Sunday, October 14

Veltroni Elected Italy's New Centre-Left Party's Leader

The ANNOTICO Report

 

Rome Mayor Walter Veltroni, appears headed to a landslide victory in a vote to elect the leader of Italy's new centre-left Democratic Party, with 74.6 percent of the vote

The merger between the socialist Democrats of the Left (DS) and the Daisy party made up of progressive Christian Democrats to create the country's biggest political force, the brainchild of Prodi, was agreed in April.

Currently former prime minister Silvio Berlusconi's right-wing Forza Italia is Italy's largest single party.

Prodi, 68, has pledged to step down in 2011 at the end of his term -- if he survives that long.

Veltroni, 52, is a former communist-turned-social democrat who, along with the reform-minded wing of the old Christian Democrat party, has long dreamt of a large US-style party that would at last give the country's centre-left a stable majority.

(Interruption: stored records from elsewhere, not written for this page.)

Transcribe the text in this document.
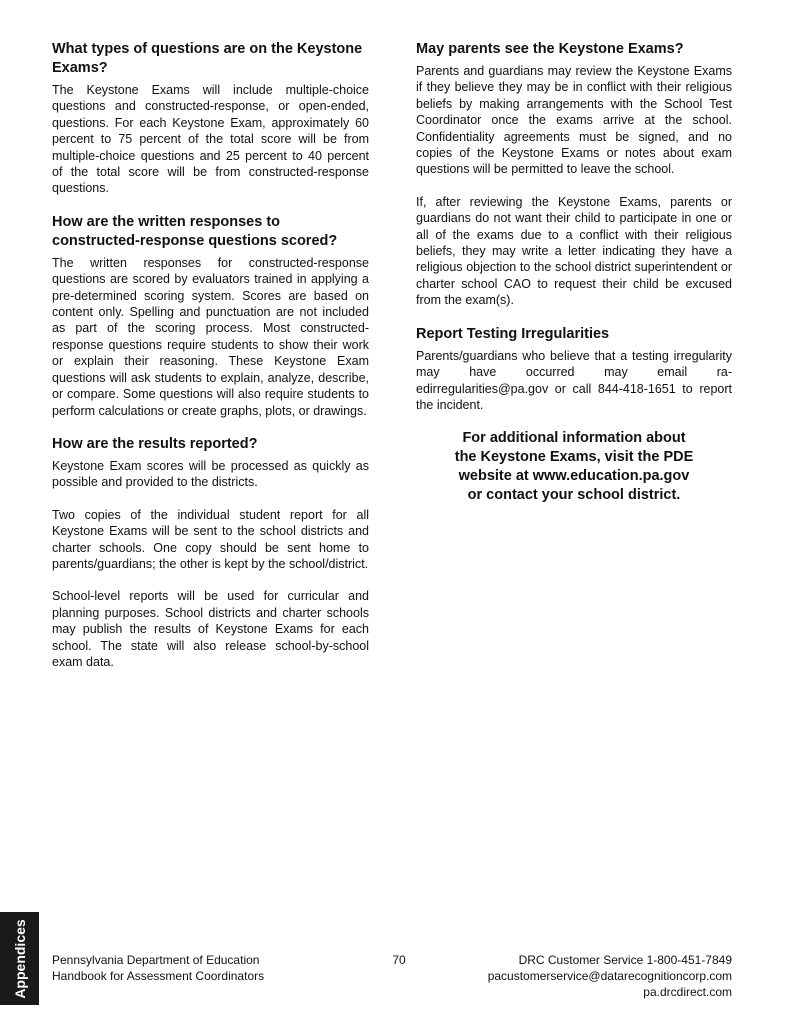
What types of questions are on the Keystone Exams?

The Keystone Exams will include multiple-choice questions and constructed-response, or open-ended, questions. For each Keystone Exam, approximately 60 percent to 75 percent of the total score will be from multiple-choice questions and 25 percent to 40 percent of the total score will be from constructed-response questions.

How are the written responses to constructed-response questions scored?

The written responses for constructed-response questions are scored by evaluators trained in applying a pre-determined scoring system. Scores are based on content only. Spelling and punctuation are not included as part of the scoring process. Most constructed-response questions require students to show their work or explain their reasoning. These Keystone Exam questions will ask students to explain, analyze, describe, or compare. Some questions will also require students to perform calculations or create graphs, plots, or drawings.

How are the results reported?

Keystone Exam scores will be processed as quickly as possible and provided to the districts.

Two copies of the individual student report for all Keystone Exams will be sent to the school districts and charter schools. One copy should be sent home to parents/guardians; the other is kept by the school/district.

School-level reports will be used for curricular and planning purposes. School districts and charter schools may publish the results of Keystone Exams for each school. The state will also release school-by-school exam data.

May parents see the Keystone Exams?

Parents and guardians may review the Keystone Exams if they believe they may be in conflict with their religious beliefs by making arrangements with the School Test Coordinator once the exams arrive at the school. Confidentiality agreements must be signed, and no copies of the Keystone Exams or notes about exam questions will be permitted to leave the school.

If, after reviewing the Keystone Exams, parents or guardians do not want their child to participate in one or all of the exams due to a conflict with their religious beliefs, they may write a letter indicating they have a religious objection to the school district superintendent or charter school CAO to request their child be excused from the exam(s).

Report Testing Irregularities

Parents/guardians who believe that a testing irregularity may have occurred may email ra-edirregularities@pa.gov or call 844-418-1651 to report the incident.

For additional information about
the Keystone Exams, visit the PDE
website at www.education.pa.gov
or contact your school district.
Appendices Pennsylvania Department of Education
Handbook for Assessment Coordinators
70	DRC Customer Service 1-800-451-7849
pacustomerservice@datarecognitioncorp.com
pa.drcdirect.com
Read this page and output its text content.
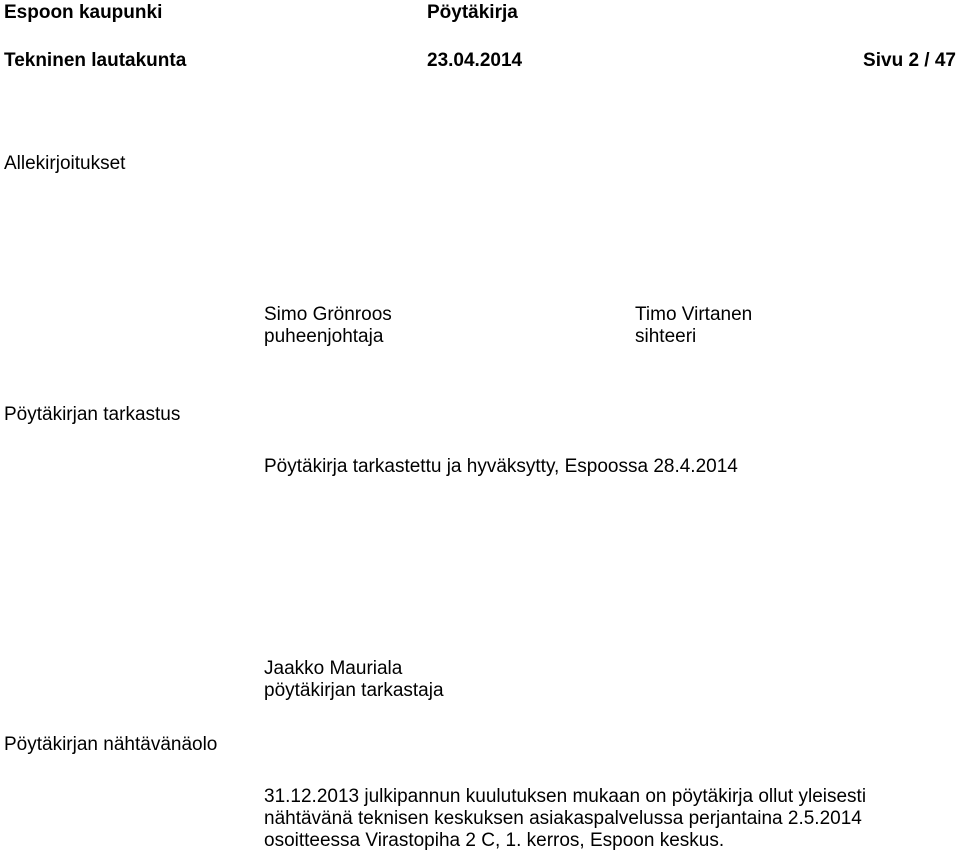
Espoon kaupunki	Pöytäkirja
Tekninen lautakunta	23.04.2014	Sivu 2 / 47
Allekirjoitukset
Simo Grönroos
puheenjohtaja
Timo Virtanen
sihteeri
Pöytäkirjan tarkastus
Pöytäkirja tarkastettu ja hyväksytty, Espoossa 28.4.2014
Jaakko Mauriala
pöytäkirjan tarkastaja
Pöytäkirjan nähtävänäolo
31.12.2013 julkipannun kuulutuksen mukaan on pöytäkirja ollut yleisesti
nähtävänä teknisen keskuksen asiakaspalvelussa perjantaina 2.5.2014
osoitteessa Virastopiha 2 C, 1. kerros, Espoon keskus.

Italy's Veltroni Elected New Centre-Left Party's Leader: Projections

ROME (AFP) — Rome Mayor Walter Veltroni appears headed to a landslide victory in a vote to elect the leader of Italy's new centre-left Democratic Party, according to first projections from poll organisers.

Veltroni, 52, polled 74.6 percent of the vote Sunday according to a sampling of 100 ballot papers from each of 1,000 polling stations chosen.

The official result is expected on Monday.

After polling stations closed at 1800 GMT, organisers predicted an "extraordinary" three million strong voter turnout.

The strength of the predicted victory and the high turnout could set Veltroni up as the likely heir apparent to Prime Minister Romano Prodi.

The ballot -- open to any official resident of Italy over the age of 16 who made a one euro donation -- was organised to elect the first leader of the new Democratic Party, born of a merger of the former Democrats of the Left (DS) and the Daisy party of progressive Christian Democrats.

The same projections put Families Minister Rosy Bindi in second place with 14.1 percent and Enrico Letta, undersecretary in the prime minister's office, in third with 11 percent. The other two candidates received 0.1 percent each.

Casting his vote after supervising a wedding ceremony at Rome's townhall, Veltroni said: "It's a fantastic day for Italian democracy. We have in these primaries chosen to create a new party -- a choice absolutely unique and unprecedented in European politics."

Prodi, who heads a shaky 12 party centre-left coalition which has already narrowly survived one vote of confidence, said that left-wing leaders across Europe were "very interested in the Italian experience: how to move forward traditional parties without repudiating their principles."

The Democratic Party is seeking to become Italy's largest political grouping. Former prime minister Silvio Berlusconi's right-wing Forza Italia is currently Italy's largest single party.

Voters in Sunday's party poll picked both the DP's leader as well as regional secretaries and 2,400 delegates to national and regional constituent assemblies from among 35,000 candidates.

Veltroni has insisted throughout his campaign that he would not undermine the 68-year-old Prodi's position but bring stability to the executive.

"This evening, we confirm our full support for the Prodi government to guide and transform the country," Veltroni said after the first projections were announced.

Prodi echoed those sentiments: "We started together and we have grown together."

But Italian commentators doubted whether that cordial spirit would last.

Il Sole-24 Ore financial newspaper wrote: "It is hard to see how Veltroni's ambition -- to become head of the government -- can sit comfortably alongside the demands of Prodi -- the actual head of the government."

Rome's daily Il Messaggero said on Sunday that many politicians "saw the 'new-born party' as the natural hitman for a 'dying government', the victim of Prodi's unpopular choices which have seen it crash in the polls."

Veltroni is a former communist-turned-social democrat. He has long dreamed of a large US-style party that would at last give Italy's centre-left a stable majority. Reform-minded elements in the old Christian Democrat party take a similar view.